Given that the situation in Grenada constituted a serious and immediate threat to the US, if Reagan had allowed emotion to take charge, whatever the outcome in Beirut, it seems certain that on turning our attention back to Grenada, we would have found a far more dangerous enemy well-prepared and dug in. The results in Grenada also could then have been far worse.
[dateline October 23rd, 2018] “People think that the global war on terrorism started on 9/11, but it actually started on October 23rd, 1983 … I wish America wouldn’t forget, but, you know, it’s really already on the back burner … I really think it should be taught in schools …” (Richard Truman, medic present at the time and narrator of 3-minute video at that link.)
“It was the worst loss for the Marines in one day since the Battle of Iwo Jima in World War Two.” (text on video)

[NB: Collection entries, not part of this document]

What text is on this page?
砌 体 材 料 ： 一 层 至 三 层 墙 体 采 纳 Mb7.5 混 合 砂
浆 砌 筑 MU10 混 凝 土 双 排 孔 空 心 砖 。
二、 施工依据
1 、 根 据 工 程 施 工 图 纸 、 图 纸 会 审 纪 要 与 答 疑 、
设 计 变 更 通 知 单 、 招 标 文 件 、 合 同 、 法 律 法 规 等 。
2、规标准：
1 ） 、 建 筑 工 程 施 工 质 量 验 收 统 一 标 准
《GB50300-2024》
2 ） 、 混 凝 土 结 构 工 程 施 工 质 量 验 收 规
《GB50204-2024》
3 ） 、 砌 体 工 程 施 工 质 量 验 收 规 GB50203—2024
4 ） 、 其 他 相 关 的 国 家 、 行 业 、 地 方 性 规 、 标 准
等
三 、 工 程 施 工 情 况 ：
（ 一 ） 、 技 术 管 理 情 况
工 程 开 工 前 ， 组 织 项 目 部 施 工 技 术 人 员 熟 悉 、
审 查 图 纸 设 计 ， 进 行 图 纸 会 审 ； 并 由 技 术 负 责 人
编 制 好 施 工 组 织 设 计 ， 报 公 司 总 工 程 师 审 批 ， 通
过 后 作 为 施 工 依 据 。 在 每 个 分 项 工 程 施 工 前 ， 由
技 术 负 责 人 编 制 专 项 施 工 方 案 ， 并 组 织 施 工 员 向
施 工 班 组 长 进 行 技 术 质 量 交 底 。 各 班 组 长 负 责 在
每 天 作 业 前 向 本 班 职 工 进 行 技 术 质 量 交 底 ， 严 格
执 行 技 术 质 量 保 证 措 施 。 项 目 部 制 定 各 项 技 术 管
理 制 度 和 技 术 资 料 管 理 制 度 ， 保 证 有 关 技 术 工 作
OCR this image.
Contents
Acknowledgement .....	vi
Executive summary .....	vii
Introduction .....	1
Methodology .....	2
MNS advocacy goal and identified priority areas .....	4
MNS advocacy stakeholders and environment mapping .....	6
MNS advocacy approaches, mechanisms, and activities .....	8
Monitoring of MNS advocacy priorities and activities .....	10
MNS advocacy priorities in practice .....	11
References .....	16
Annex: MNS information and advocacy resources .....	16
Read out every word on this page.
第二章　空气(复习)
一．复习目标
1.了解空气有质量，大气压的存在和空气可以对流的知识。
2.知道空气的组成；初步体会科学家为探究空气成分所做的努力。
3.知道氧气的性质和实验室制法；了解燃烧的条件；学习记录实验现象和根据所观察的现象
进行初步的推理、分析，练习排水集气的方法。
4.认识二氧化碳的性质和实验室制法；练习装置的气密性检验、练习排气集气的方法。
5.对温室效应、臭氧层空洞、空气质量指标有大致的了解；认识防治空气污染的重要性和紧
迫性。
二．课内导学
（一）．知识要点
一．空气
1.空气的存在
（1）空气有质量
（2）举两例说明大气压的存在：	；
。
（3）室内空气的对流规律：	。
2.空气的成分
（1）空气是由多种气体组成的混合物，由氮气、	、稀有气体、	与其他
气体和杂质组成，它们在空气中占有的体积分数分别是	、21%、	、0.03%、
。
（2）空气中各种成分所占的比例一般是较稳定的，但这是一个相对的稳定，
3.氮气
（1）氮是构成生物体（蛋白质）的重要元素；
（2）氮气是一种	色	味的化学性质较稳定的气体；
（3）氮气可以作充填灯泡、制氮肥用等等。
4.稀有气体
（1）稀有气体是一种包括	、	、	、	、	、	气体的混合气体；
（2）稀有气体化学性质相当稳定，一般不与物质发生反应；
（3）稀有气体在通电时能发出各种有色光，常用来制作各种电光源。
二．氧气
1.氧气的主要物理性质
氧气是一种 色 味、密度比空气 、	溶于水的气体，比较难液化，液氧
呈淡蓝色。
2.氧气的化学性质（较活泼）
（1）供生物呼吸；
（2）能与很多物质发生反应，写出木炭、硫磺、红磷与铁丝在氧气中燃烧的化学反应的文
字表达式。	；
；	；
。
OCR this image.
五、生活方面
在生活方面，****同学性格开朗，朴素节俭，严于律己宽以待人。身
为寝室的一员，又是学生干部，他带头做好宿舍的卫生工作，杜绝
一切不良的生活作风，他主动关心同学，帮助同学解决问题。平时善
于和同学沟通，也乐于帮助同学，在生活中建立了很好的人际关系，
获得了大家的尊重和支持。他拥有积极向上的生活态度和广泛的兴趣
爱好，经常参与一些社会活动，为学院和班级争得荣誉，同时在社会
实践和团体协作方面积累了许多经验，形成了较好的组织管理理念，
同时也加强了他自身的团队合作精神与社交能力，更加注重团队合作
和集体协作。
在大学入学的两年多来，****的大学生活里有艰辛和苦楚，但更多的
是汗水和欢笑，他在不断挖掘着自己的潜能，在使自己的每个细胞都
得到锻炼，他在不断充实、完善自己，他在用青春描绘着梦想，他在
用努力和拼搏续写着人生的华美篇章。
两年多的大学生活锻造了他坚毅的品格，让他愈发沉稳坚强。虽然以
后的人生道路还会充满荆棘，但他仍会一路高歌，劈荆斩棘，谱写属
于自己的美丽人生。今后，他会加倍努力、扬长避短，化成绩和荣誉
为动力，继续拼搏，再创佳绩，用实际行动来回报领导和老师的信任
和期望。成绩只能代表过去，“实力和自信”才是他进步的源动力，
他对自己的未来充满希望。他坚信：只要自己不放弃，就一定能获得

“[Gen. Alfred M. Gray Jr.] was the commander of the 2nd Marine Division during the Beirut bombing … ’Because of the heroism and the sacrifice of your sons, and your fellow Marines, we improved our capabilities, our training, our education,” Gray said at the 35th anniversary observance event at Camp Lejeune. “We got better, we wrote standard operating procedures.’ ”
WHY the Beirut bombing happened: this was posted this October 23rd: A survivor tells his story: “ …Shields told Marine Corps Times … ‘It was working out for a while, but once they figured out we weren’t there for combat, we weren’t going to fire back … they started sending mortars and snipers … The biggest thing is telling their story,’ Shields said. ‘Tell their stories and it keeps them alive in our hearts.’ ”
If you go into a war zone, you had better be prepared to fight. The Marines were cursed with being there on a “peacekeeping mission”, which instead guaranteed their deaths.